The dataset that I wrangled and analyzed is the tweet archive of Twitter user @dog_rates, also known as WeRateDogs. WeRateDogs is a Twitter account that rates people's dogs with a humorous comment about the dog, and it has over 4 million followers. Using Python and its libraries (pandas, numpy, matplotlib, etc), I gathered data from a variety of sources and in a variety of formats, assessed its quality and tidiness, then cleaned it. I also analyzed and visualized the cleaned data using Python.
The tasks in this project are as follows:
- The twitter_archive_enhanced.csv is given by Udacity.

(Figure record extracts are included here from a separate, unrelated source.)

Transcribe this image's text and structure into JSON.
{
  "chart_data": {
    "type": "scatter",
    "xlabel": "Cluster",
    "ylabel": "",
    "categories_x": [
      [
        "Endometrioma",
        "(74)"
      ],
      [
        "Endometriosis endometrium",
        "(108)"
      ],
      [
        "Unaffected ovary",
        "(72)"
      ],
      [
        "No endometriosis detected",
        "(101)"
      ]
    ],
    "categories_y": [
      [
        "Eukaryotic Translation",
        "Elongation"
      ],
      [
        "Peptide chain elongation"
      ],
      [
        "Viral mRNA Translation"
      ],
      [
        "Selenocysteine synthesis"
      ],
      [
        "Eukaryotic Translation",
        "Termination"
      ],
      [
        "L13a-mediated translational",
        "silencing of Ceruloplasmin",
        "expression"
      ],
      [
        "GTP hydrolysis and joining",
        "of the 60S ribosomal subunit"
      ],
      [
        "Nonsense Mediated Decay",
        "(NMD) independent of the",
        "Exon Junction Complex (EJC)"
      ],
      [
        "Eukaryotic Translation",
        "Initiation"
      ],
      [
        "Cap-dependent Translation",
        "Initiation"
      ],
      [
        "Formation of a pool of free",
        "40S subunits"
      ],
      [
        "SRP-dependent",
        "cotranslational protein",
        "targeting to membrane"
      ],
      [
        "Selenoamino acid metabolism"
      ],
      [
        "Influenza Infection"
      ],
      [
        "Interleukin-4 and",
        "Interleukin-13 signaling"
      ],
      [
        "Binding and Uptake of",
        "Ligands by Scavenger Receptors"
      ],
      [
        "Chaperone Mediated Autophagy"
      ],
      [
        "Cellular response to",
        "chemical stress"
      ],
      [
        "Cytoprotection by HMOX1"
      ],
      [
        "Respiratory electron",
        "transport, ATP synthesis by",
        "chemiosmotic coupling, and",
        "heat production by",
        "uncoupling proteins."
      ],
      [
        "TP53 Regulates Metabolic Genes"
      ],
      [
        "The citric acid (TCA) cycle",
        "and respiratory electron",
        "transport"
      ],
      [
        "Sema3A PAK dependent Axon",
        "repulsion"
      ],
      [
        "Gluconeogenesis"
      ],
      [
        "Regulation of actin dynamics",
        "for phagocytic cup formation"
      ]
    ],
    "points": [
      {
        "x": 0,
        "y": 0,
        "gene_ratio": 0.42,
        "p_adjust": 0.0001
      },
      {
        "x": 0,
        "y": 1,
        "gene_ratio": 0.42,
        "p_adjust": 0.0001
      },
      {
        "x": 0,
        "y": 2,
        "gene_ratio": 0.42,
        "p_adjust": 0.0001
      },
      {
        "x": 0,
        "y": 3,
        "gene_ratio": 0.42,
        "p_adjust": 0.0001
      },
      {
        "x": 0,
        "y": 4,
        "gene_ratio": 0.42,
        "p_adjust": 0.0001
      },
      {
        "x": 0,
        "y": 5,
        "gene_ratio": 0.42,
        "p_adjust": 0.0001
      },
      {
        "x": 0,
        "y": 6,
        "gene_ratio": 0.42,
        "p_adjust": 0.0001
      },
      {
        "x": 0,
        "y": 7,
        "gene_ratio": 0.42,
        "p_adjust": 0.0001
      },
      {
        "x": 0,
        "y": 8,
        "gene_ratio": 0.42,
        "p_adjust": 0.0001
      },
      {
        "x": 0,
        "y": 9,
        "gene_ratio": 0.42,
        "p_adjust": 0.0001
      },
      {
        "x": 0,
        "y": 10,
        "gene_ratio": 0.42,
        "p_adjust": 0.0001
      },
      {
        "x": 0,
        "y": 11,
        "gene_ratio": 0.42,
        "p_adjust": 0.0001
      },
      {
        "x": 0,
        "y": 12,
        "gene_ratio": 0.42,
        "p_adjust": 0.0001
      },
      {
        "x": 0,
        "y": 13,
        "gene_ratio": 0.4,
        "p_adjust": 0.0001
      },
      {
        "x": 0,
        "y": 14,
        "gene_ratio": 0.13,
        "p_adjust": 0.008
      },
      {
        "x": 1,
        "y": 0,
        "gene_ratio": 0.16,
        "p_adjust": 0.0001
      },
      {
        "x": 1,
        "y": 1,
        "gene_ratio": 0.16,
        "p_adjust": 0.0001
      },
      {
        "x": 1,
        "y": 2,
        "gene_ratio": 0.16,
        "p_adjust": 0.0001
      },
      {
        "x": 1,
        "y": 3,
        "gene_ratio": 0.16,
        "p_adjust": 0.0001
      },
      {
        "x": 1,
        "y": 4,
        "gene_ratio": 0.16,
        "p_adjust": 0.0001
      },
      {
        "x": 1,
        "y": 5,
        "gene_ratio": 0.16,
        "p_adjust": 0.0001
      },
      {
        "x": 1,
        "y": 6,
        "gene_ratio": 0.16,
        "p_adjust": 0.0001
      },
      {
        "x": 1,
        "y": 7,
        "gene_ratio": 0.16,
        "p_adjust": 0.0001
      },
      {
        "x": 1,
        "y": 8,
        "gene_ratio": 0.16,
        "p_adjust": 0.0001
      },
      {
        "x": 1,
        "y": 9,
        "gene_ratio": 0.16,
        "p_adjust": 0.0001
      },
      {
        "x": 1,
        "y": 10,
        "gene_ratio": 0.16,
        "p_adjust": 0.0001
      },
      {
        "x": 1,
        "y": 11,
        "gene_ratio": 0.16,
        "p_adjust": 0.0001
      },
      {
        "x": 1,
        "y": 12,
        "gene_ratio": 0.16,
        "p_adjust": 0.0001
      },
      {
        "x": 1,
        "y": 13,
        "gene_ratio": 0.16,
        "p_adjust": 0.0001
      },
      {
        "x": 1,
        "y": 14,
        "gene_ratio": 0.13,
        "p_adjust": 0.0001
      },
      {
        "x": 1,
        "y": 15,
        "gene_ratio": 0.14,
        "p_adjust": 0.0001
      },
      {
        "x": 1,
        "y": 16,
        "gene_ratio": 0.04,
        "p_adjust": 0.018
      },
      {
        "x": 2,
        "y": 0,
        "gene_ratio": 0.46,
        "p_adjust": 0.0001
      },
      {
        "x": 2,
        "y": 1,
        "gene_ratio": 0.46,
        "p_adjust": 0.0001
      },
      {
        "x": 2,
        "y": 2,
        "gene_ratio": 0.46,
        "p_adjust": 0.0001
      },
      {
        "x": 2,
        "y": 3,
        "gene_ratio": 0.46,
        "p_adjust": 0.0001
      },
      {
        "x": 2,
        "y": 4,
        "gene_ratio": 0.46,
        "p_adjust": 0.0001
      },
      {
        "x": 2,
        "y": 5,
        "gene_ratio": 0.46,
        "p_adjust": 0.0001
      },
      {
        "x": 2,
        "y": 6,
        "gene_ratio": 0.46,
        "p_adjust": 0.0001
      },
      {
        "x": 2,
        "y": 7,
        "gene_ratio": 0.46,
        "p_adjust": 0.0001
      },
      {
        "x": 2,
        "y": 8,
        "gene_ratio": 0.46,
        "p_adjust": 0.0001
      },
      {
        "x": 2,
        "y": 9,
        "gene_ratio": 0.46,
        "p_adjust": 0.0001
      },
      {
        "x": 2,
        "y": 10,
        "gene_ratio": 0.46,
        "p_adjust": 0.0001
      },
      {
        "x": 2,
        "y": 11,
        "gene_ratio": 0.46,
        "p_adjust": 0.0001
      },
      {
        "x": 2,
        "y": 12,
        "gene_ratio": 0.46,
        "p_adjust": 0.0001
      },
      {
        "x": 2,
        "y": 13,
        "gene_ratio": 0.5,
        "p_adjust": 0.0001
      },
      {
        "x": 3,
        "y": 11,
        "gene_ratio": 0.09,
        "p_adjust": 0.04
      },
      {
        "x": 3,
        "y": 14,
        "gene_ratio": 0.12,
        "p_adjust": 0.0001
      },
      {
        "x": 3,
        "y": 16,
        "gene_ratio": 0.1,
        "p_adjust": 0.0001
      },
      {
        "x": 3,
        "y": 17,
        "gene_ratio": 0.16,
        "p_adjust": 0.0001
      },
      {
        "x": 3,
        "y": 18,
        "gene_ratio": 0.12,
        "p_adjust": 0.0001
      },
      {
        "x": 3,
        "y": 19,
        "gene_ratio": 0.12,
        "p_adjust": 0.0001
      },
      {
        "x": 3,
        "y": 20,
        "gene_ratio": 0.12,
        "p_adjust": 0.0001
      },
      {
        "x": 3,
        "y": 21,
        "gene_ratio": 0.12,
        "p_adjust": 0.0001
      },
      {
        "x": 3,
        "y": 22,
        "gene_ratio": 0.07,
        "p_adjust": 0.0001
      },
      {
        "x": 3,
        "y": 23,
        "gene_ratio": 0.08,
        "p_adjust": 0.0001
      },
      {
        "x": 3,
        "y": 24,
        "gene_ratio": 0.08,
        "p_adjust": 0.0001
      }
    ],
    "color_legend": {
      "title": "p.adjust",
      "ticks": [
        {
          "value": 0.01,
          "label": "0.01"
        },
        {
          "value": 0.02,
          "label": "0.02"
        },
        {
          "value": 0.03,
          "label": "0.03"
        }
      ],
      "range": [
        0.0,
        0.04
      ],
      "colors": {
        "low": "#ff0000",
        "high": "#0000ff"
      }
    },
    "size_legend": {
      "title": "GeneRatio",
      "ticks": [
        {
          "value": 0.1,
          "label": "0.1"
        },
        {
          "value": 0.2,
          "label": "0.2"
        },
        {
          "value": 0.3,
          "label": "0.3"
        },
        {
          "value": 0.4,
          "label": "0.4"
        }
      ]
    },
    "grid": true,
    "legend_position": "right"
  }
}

- The image_predictions.tsv is hosted on Udacity's servers and downloaded programmatically using the Requests library
- The twitter_archive_enhanced.csv contains tweet IDs for each tweet. With those IDs, I queried the Twitter API for each tweet's favorite count and retweet count using Python's Tweepy library and stored the entire set of tweet JSON data in a file called tweet_json.txt file. Each tweet was written to its own line.
Assess the data programmatically for quality and tidiness issues in wrangle_act.ipynb
Clean each of the issues I detected above. Perform this cleaning in wrangle_act.ipynb as well. The result is a clean master pandas DataFrame and it is stored in a CSV file named twitter_archive_master.csv.
Use numpy and matplotlib to analyze and visualize the wrangled data in the wrangle_act.ipynb. The analysis and insights into final data can also be read in the act_report.pdf, which also displays the visualizations produced from the wrangled data.